After tuning into parts of Google’s IO conference last month, news about version 3 of the Maps API slowly made its way into my waking consciousness. I had some time last week to explore this newer, cleaner Map interface as part of a project I’ve been thinking about. I wanted to get a handle on competition in the broadband sector, a topic I’ve been covering since the start of this blog, and was hoping to use visualization tools to get answers and also generate new questions.
While trolling the FCC’s Gov 2.0 sitelet, I came across files containing service provider competitive data. I then learned about the extensive data the FCC captures from carriers on a per zip code basis as part of its “Form 477” database. Some of the 477 statistics are publicly available, but much is still closed off, (Hey, FCC open those files!)
I just needed a way to render zip codes into geo data suitable for mapping. A few more Google searches led me to state-by-state files of zip code polygon paths at the US Census Bureau’s page of cartographic boundary data.
I had enough to get started.
For my purposes, visualization would be useful to get an initial sense of what it would mean to deploy high-speed broadband nationwide. But after looking at 50 separate state zip code boundary files, I decided with my limited computing resources (and patience for programming) it would be better to just focus one one state, say New York, my previous “state of mind.”
The FCC competitive data, unfortunately, was from 2004. No the latest, but good enough.
Non-coders can skip ahead.
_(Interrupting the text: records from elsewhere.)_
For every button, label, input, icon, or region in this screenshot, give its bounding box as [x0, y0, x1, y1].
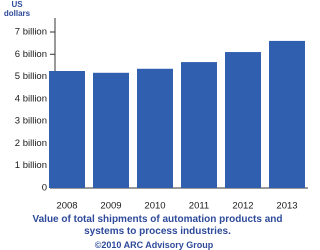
chart-title: Value of total shipments of automation p… — [32, 214, 283, 237]
y-tick-label: 5 billion — [15, 71, 47, 82]
chart: 0 1 billion 2 billion 3 billion 4 billion 5 b… — [15, 18, 308, 212]
y-tick-label: 7 billion — [15, 27, 47, 38]
x-tick-label: 2009 — [100, 201, 121, 212]
x-tick-label: 2010 — [144, 201, 165, 212]
bar — [269, 40, 305, 188]
bar — [93, 72, 129, 188]
bar — [137, 68, 173, 188]
y-tick-label: 1 billion — [15, 160, 47, 171]
y-axis-label: US dollars — [3, 0, 31, 18]
y-tick-label: 6 billion — [15, 49, 47, 60]
y-tick-label: 2 billion — [15, 138, 47, 149]
x-tick-label: 2012 — [232, 201, 253, 212]
source: ©2010 ARC Advisory Group — [94, 240, 214, 250]
bar — [181, 62, 217, 189]
bar — [49, 71, 85, 188]
x-tick-label: 2013 — [276, 201, 297, 212]
x-tick-label: 2008 — [56, 201, 77, 212]
x-tick-label: 2011 — [189, 201, 209, 212]
y-tick-label: 4 billion — [15, 93, 47, 104]
y-tick-label: 3 billion — [15, 116, 47, 127]
page: US dollars 0 1 billion 2 billion 3 billion 4… — [3, 0, 308, 250]
y-tick-label: 0 — [42, 183, 47, 194]
bar — [225, 52, 261, 188]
Here’s a snippet for loading an array of latitude-longitude coordinates defining each zip code into the Google Map’s Polygon overlay function:
I coded the fill color based on the number of carriers in a zip code: light blue for 17 or more companies, darkest purple for 4 and under, and shades in between corresponding to groupings of four.
My first reaction when I began looking at my Google competition map was “wait, there are zip codes in Manhattan with over 20 service providers selling broadband?” I began to realize the FCC competitive data file included business service providers in their counts. And in Manhattan and other New York State cities that probably means metropolitan fiber deployments.
Ok, business owners see a competitive environment when shopping around for Internet, video, and other data access services. But then looking outside the urban areas, there are vast swaths of the ex-urbs and rural regions where the total number of broadband providers is under 3.
And for residential customers everywhere, the number of tenable service providers is usually three and under. In big cities, consumers again have a little more choice, though I can’t prove that with the FCC files I am using.
Bottom line: you begin to realize the importance of propelling the Universal Service Fund into the Internet era so that can it funnel money to under-served areas to build out broadband: in the end that should act as a powerful economic stimulus for local economies.
I’ve just scratched surface of Google’s Map APIs, and there are other applications I’m mulling over (hmm, maybe I can hook this into some Tropo APIs and turn this into an interactive Gov 2.0 app…).
I’ll let you know what I come up with.